Thomas Kidd, secretary of the Wood-Workers’ International Union, was largely responsible for the agreement made with the manufacturers in 1897 for the establishment of a minimum wage of fifteen cents an hour for a ten-hour day, a considerable advance over the average wage paid up to that time. Kidd was the object of severe attacks in various localities, and in Oshkosh, Wisconsin, where labor riots took place for the enforcement of the Union demands, he was arrested for conspiracy but acquitted by the trial jury.

When the Amalgamated Association of Iron and Steel Workers lost their strike at Homestead, Pennsylvania, in 1892, the union was thought to be dead. It was quietly regalvanized into activity, however, by Theodore Schaffer, who has displayed adroitness in managing its affairs in the face of tremendous opposition from the great steel manufacturers who refuse to permit their shops to be unionized.

The International Typographical Union, composed of an unusually intelligent body of men, owes its singular success in collective contracting largely to James M. Lynch, its national president. The great newspapers did not give in to the demands of the union without a series of struggles in which Lynch manipulated his forces with skill and tact. Today this is one of the most powerful unions in the country.

Entirely different was the material out of which D. J. Keefe formed his Union of Longshoremen, Marine and Transport Workers. His was a mass of unskilled workers, composed of many nationalities accustomed to rough conditions, and not easily led. Keefe, as president of their International Union, has had more difficulty in restraining his men and in teaching them the obligations of a contract than any other leader. At least on one occasion he employed non-union men to carry out the agreement which his recalcitrant following had made and broken.

The evolution of an American labor leader is shown at its best in the career of John Mitchell, easily the most influential trade unionist of this generation. He was born on February 4, 1870, on an Illinois farm, but at two years of age he lost his mother and at four his father. With other lads of his neighborhood he shared the meager privileges of the school terms that did not interfere with farm work. At thirteen he was in the coal mines in Braidwood, Illinois, and at sixteen he was the outer doorkeeper in the local lodge of the Knights of Labor. Eager to see the world, he now began a period of wandering, working his way from State to State. So he traversed the Far West and the Southwest, alert in observing social conditions and coming in contact with many types of men. These wanderings stood him in lieu of an academic course, and when he returned to the coal fields of Illinois he was ready to settle down. From his Irish parentage he inherited a genial personality and a gift of speech. These traits, combined with his continual reading on economic and sociological subjects, soon lifted him into local leadership. He became president of the village school board and of the local lodge of the Knights of Labor. He joined the United Mine Workers of America upon its organization in 1890. He rose rapidly in its ranks, was a delegate to the district and sub-district conventions, secretary-treasurer of the Illinois district, chairman of the Illinois legislative committee, member of the executive board, and national organizer. In January, 1898, he was elected national vice-president, and in the following autumn, upon the resignation of the president, he became acting president. The national convention in 1899 chose him as president, a position which he held for ten years. He has served as one of the vice-presidents of the American Federation of Labor since 1898, was for some years chairman of the Trade Agreement Department of the National Civic Federation and has held the position of Chairman of the New York State Industrial Commission.

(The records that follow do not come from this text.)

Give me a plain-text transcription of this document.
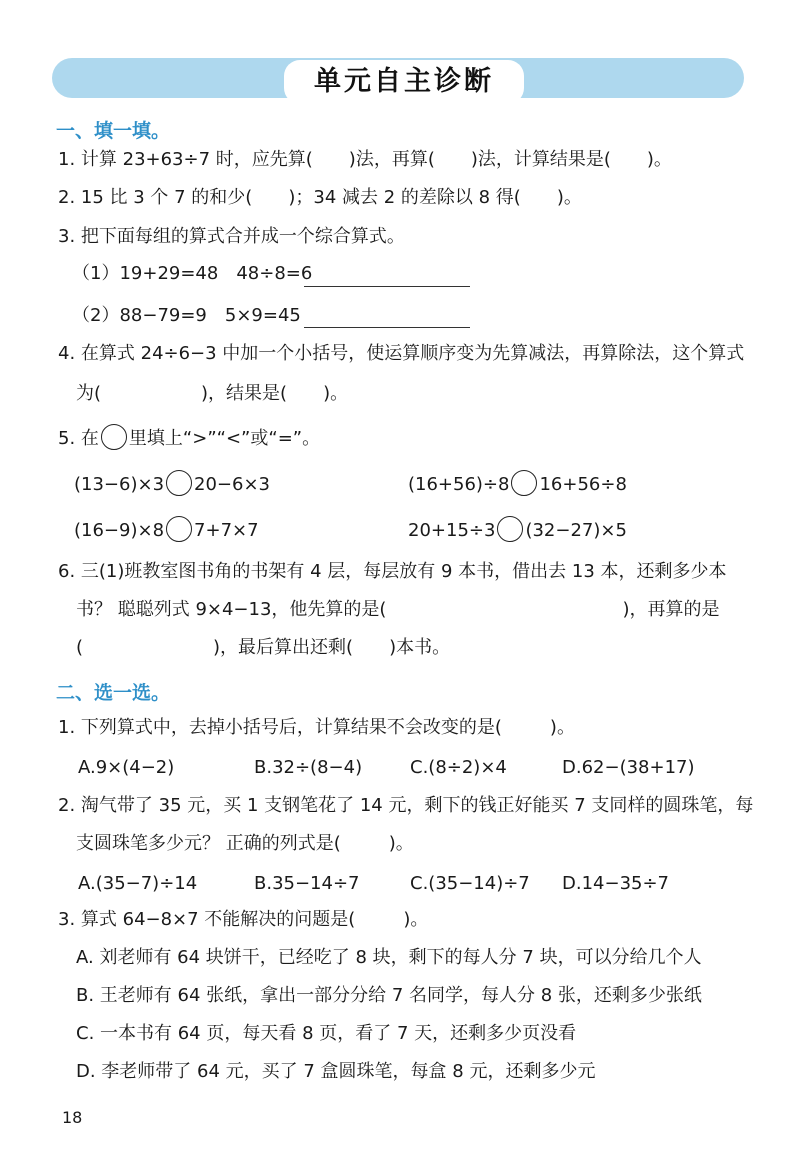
单元自主诊断
一、填一填。
1. 计算 23+63÷7 时，应先算( )法，再算( )法，计算结果是( )。
2. 15 比 3 个 7 的和少( )；34 减去 2 的差除以 8 得( )。
3. 把下面每组的算式合并成一个综合算式。
（1）19+29=48　48÷8=6
（2）88−79=9　5×9=45
4. 在算式 24÷6−3 中加一个小括号，使运算顺序变为先算减法，再算除法，这个算式
为(	)，结果是( )。
5. 在 里填上“>”“<”或“=”。
(13−6)×3 20−6×3	(16+56)÷8 16+56÷8
(16−9)×8 7+7×7	20+15÷3 (32−27)×5
6. 三(1)班教室图书角的书架有 4 层，每层放有 9 本书，借出去 13 本，还剩多少本
书？ 聪聪列式 9×4−13，他先算的是(	)，再算的是
(	)，最后算出还剩( )本书。
二、选一选。
1. 下列算式中，去掉小括号后，计算结果不会改变的是(	)。
A.9×(4−2)	B.32÷(8−4)	C.(8÷2)×4	D.62−(38+17)
2. 淘气带了 35 元，买 1 支钢笔花了 14 元，剩下的钱正好能买 7 支同样的圆珠笔，每
支圆珠笔多少元？ 正确的列式是(	)。
A.(35−7)÷14	B.35−14÷7	C.(35−14)÷7 D.14−35÷7
3. 算式 64−8×7 不能解决的问题是(	)。
A. 刘老师有 64 块饼干，已经吃了 8 块，剩下的每人分 7 块，可以分给几个人
B. 王老师有 64 张纸，拿出一部分分给 7 名同学，每人分 8 张，还剩多少张纸
C. 一本书有 64 页，每天看 8 页，看了 7 天，还剩多少页没看
D. 李老师带了 64 元，买了 7 盒圆珠笔，每盒 8 元，还剩多少元
18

When he rose to the leadership of the United Mine Workers, this union had only 43,000 members, confined almost exclusively to the bituminous regions of the West. ¹ Within the decade of his presidency he brought virtually all the miners of the United States under his leadership. Wherever his union went, there followed sooner or later the eight-hour day, raises in wages of from thirteen to twenty-five per cent, periodical joint conventions with the operators for settling wage scales and other points in dispute, and a spirit of prosperity that theretofore was unknown among the miners.

¹ Less than 10,000 out of 140,000 anthracite miners were members of the union.

In unionizing the anthracite miners, Mitchell had his historic fight with the group of powerful corporations that owned the mines and the railways which fed them. This great strike, one of the most significant in our history, attracted universal attention because of the issues involved, because a coal shortage threatened many Eastern cities, and because of the direct intervention of President Roosevelt. The central figure of this gigantic struggle was the miners’ young leader, barely thirty years old, with the features of a scholar and the demeanor of an ascetic, marshaling his forces with the strategic skill of a veteran general.

At the beginning of the strike Mitchell, as president of the Union, announced that the miners were eager to submit all their grievances to an impartial arbitral tribunal and to abide by its decisions. The ruthless and prompt refusal of the mine owners to consider this proposal reacted powerfully in the strikers’ favor among the public. As the long weeks of the struggle wore on, increasing daily in bitterness, multiplying the apprehension of the strikers and the restiveness of the coal consumers, Mitchell bore the increasing strain with his customary calmness and self-control.

After the parties had been deadlocked for many weeks, President Roosevelt called the mine owners and the union leaders to a conference in the White House. Of Mitchell’s bearing, the President afterwards remarked: “There was only one man in the room who behaved like a gentleman, and that man was not I.”